Costumes and Tolerance
I’m intolerant of intolerance. That makes me a hypocrite.
Not too long ago, I was in downtown Bozeman, photographing the annual Bozeman Classic running race. Bozeman has a high “buff factor,” as one new arrival put it. Lots of people enjoy lots of exercise and there is a pretty steady diet of running races in and around our area. These are usually fun, social events with a wide range of abilities welcome and celebrated. And oftentimes, people like to dress up.
Then, on my way back to the car, I see this guy:
I said it before: I’m intolerant of intolerance. That makes me a hypocrite.

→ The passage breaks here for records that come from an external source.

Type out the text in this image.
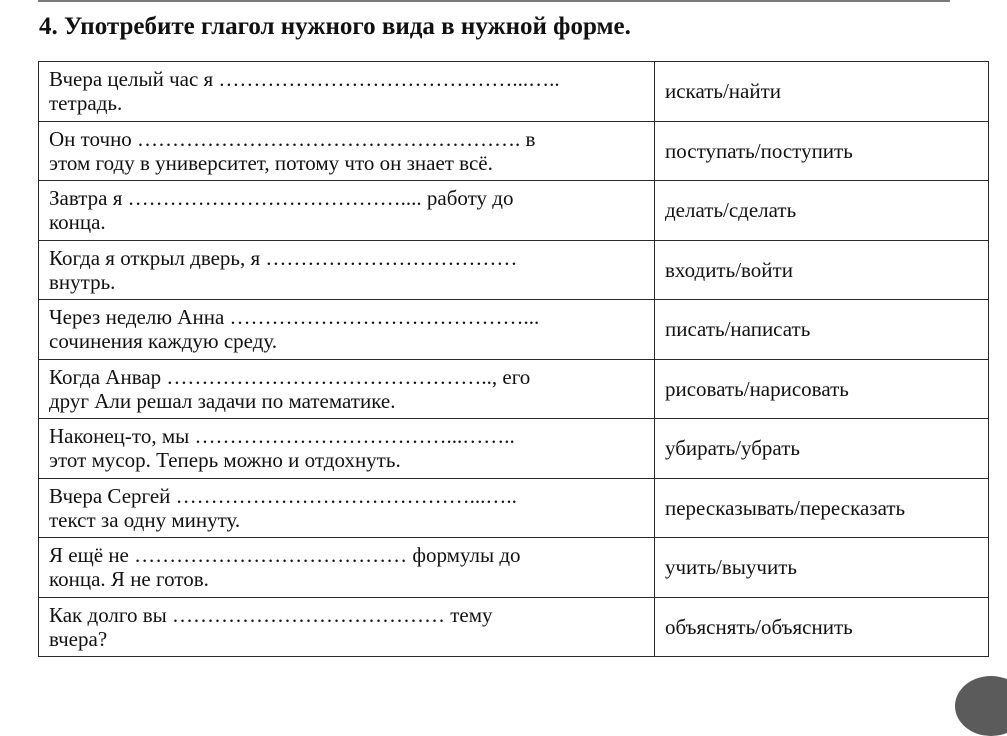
4. Употребите глагол нужного вида в нужной форме.
Вчера целый час я ……………………………………...…..
тетрадь.	искать/найти

Он точно ………………………………………………. в
этом году в университет, потому что он знает всё.	поступать/поступить

Завтра я ………………………………….... работу до
конца.	делать/сделать

Когда я открыл дверь, я ………………………………
внутрь.	входить/войти

Через неделю Анна ……………………………………...
сочинения каждую среду.	писать/написать

Когда Анвар ……………………………………….., его
друг Али решал задачи по математике.	рисовать/нарисовать

Наконец-то, мы ………………………………...……..
этот мусор. Теперь можно и отдохнуть.	убирать/убрать

Вчера Сергей ……………………………………...…..
текст за одну минуту.	пересказывать/пересказать

Я ещё не ………………………………… формулы до
конца. Я не готов.	учить/выучить

Как долго вы ………………………………… тему
вчера?	объяснять/объяснить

So I photographed this man and his tattoos. I was offended by his audacity, by his pride. I looked up the words permanently written into his flesh. The words he paraded down Main Street in my town, in front of my friends and my family. The words have a hateful history, used by Hitler to justify the Holocaust. How can I be tolerant of that? In my eyes, this man stands for hatred, he stands for evil. He stands for everything that is wrong with our world today.
I should have talked to him, gotten his side of the story. But I didn’t. I was too shocked, too outraged.
The day after I made these photographs, Wade Michael Page, a white supremacist, shot and killed six people at a Sikh temple in Oak Creek, Wis.
Yesterday, the temple held services for the first time since the shootings. They talked about healing, about moving on, about coming together.
I doubt I would have been that strong if I were in their place.